To further elucidate the molecular mechanism of lipid accumulation in LMP2A‐positive cells, we screened differentially expressed genes involved in lipid metabolism by microarray. Expression of LMP2A resulted in changes in expression of transcripts involved in cellular lipid metabolism and in fatty acid degradation. These ranked high among the top 15 biological processes and top 15 biochemical pathways by gene ontology, respectively (Fig. 4A,B). Seventeen lipid metabolism‐related genes were identified as differentially expressed. Specifically, glycerol‐3‐phosphate acyltransferase 3 (AGPAT9), lysophosphatidylcholine acyltransferase 1 (LPCAT1), 7‐dehydrocholesterol reductase (DHCR7), and 3‐hydroxy‐3‐methylglutaryl‐coenzyme A reductase (HMGCR) are involved in lipid/cholesterol biosynthesis and were decreased in LMP2A‐positive cells. However, two genes involved in lipid/cholesterol catabolism were downregulated in LMP2A‐positive cells: glycerol‐3‐phosphate dehydrogenase 1‐like protein (GPD1L) and sphingomyelin phosphodiesterase 3 (SMPD3).
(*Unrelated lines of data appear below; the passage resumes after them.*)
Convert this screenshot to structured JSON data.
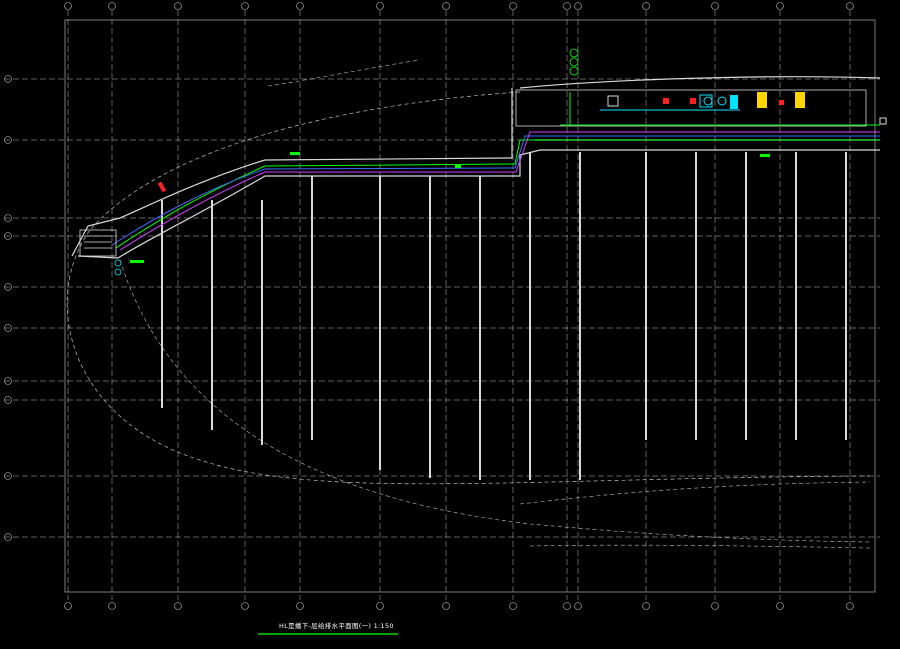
{
  "drawing": {
    "title": "HL是播下-层给排水平面图(一) 1:150",
    "colors": {
      "background": "#000000",
      "grid": "#bfbfbf",
      "wall": "#d9d9d9",
      "pipe_green": "#00ff00",
      "pipe_blue": "#3d6bff",
      "pipe_magenta": "#d040ff",
      "equipment_cyan": "#00e5ff",
      "equipment_yellow": "#ffd400",
      "equipment_red": "#ff2020"
    }
  }
}
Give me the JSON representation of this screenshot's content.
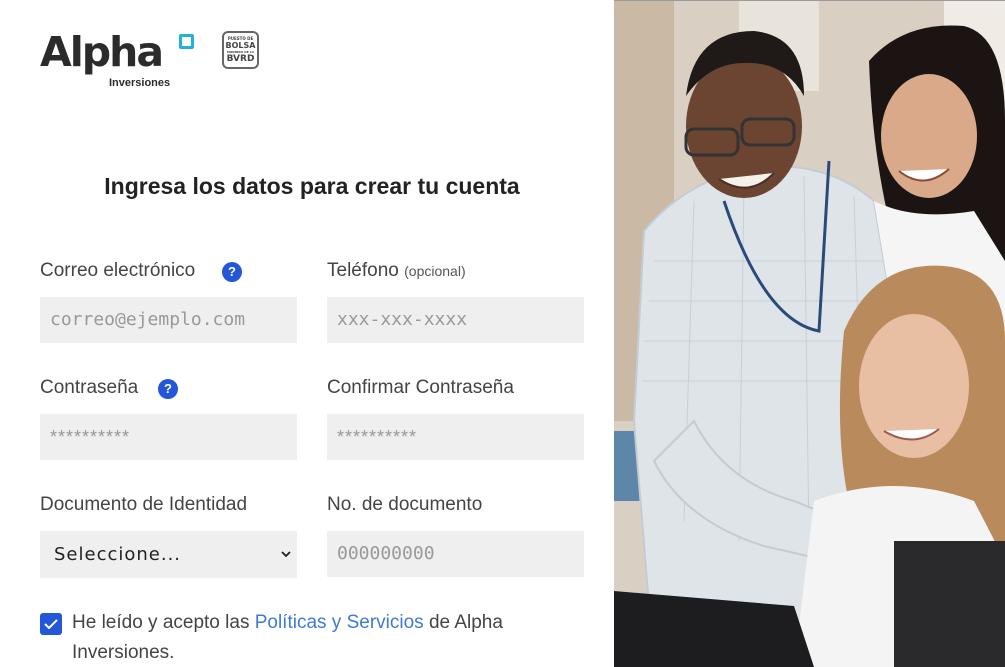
{
  "brand": {
    "name": "Alpha",
    "sub": "Inversiones",
    "badge_line1": "PUESTO DE",
    "badge_line2": "BOLSA",
    "badge_line3": "MIEMBRO DE LA",
    "badge_line4": "BVRD"
  },
  "heading": "Ingresa los datos para crear tu cuenta",
  "fields": {
    "email": {
      "label": "Correo electrónico",
      "placeholder": "correo@ejemplo.com"
    },
    "phone": {
      "label": "Teléfono",
      "label_hint": "(opcional)",
      "placeholder": "xxx-xxx-xxxx"
    },
    "password": {
      "label": "Contraseña",
      "placeholder": "**********"
    },
    "confirm_password": {
      "label": "Confirmar Contraseña",
      "placeholder": "**********"
    },
    "id_type": {
      "label": "Documento de Identidad",
      "selected": "Seleccione..."
    },
    "id_number": {
      "label": "No. de documento",
      "placeholder": "000000000"
    }
  },
  "help_glyph": "?",
  "terms": {
    "checked": true,
    "prefix": "He leído y acepto las ",
    "link": "Políticas y Servicios",
    "suffix": " de Alpha Inversiones."
  },
  "icons": {
    "help": "question-circle-icon",
    "check": "checkmark-icon",
    "chevron": "chevron-down-icon"
  },
  "colors": {
    "accent": "#2356d8",
    "link": "#3f7ad6",
    "logo_accent": "#23b0d9",
    "input_bg": "#efefef"
  }
}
A set of genes involved in lipid homeostasis, transport, or lipid storage were upregulated, such as Berardinelli–Seip congenital lipodystrophy type 2 protein (BSCL2), fat storage‐inducing transmembrane protein 1 (FITM1), ganglioside GM2 activator (GM2A), phospholipid‐transporting ATPase ID (ATP8B2), and phospholipid scramblase 3 (PLSCR3) (Fig. 4C). In order to map lipid metabolic pathways affected by LMP2A, we performed an integrated metabolic pathway analysis on the combined results obtained from metabolomic and transcriptomic analysis conducted under the same experimental conditions. Genes and metabolites involved in the biosynthesis of unsaturated fatty acids and in glycerophospholipid pathways showed differential expression and were enriched in LMP2A‐expressing cells (Fig. 4D). Three genes essential for lipid turnover were analyzed further. ATGL, hormone‐sensitive lipase (HSL), and monoglycerol lipase (MGLL) sequentially degrade triglycerols from lipid droplets. Their expression levels were validated by qPCR. ATGL mRNA was significantly decreased in LMP2A positive cells compared with parental cells, while the downregulation of mRNAs for HSL and MGLL genes was less conspicuous (Fig. 4E–G).

Fig. 4

LMP2A affects the metabolic processing of lipids in NPC cell lines. (A, B) Top 15 GO terms and pathway IDs enriched, respectively, in A and B. The bar plot depicts the enrichment scores calculated by (nf/n)/(Nf/N). nf: the number of different genes in pathway; Nf: the number of different genes; n: the number of genes in pathway; and N: the total number of genes in the annotation system. P < 0.05 determined as difference by a Fisher exact test. (C) Analysis of microarray data reveals LMP2A affects lipid metabolism‐related genes at the mRNA level. (D) Integrated lipid metabolic pathway analysis of results obtained from combined metabolomic and microarray data. (E–G) RT–qPCR analysis of relative ATGL, HSL, and MGLL expression in LMP2A‐positive and LMP2A‐negative NPC cells, respectively. Data are presented as means ± SD; for A, B, and C, n = 1/group; and for E, F, and G, n = 3/group.**P < 0.01 and ***P < 0.001 as determined by Student's t‐test. AGPAT9, glycerol‐3‐phosphate acyltransferase 3; LPCAT1, lysophosphatidylcholine acyltransferase 1; GPD1L, glycerol‐3‐phosphate dehydrogenase 1‐like protein; DHCR7, 7‐dehydrocholesterol reductase; HMGCR, 3‐hydroxy‐3‐methylglutaryl‐coenzyme A reductase; SMPD3, sphingomyelin phosphodiesterase 3; HADH, hydroxyacyl‐coenzyme A dehydrogenase, mitochondrial; HADHB, trifunctional enzyme subunit beta, mitochondrial; FADS3, fatty acid desaturase 3; SCD, acyl‐CoA desaturase; BSCL2, Berardinelli–Seip congenital lipodystrophy type 2 protein; FITM1, fat storage‐inducing transmembrane protein 1; GM2A, ganglioside GM2 activator; ATP8B2, phospholipid‐transporting ATPase ID; PITPNA, phosphatidylinositol transfer protein alpha isoform; PLSCR3, phospholipid scramblase 3; STARD4, StAR‐related lipid transfer protein 4; ATGL, adipose triglycerol lipase; HSL, hormone‐sensitive lipase; MGLL, monoglycerol lipase.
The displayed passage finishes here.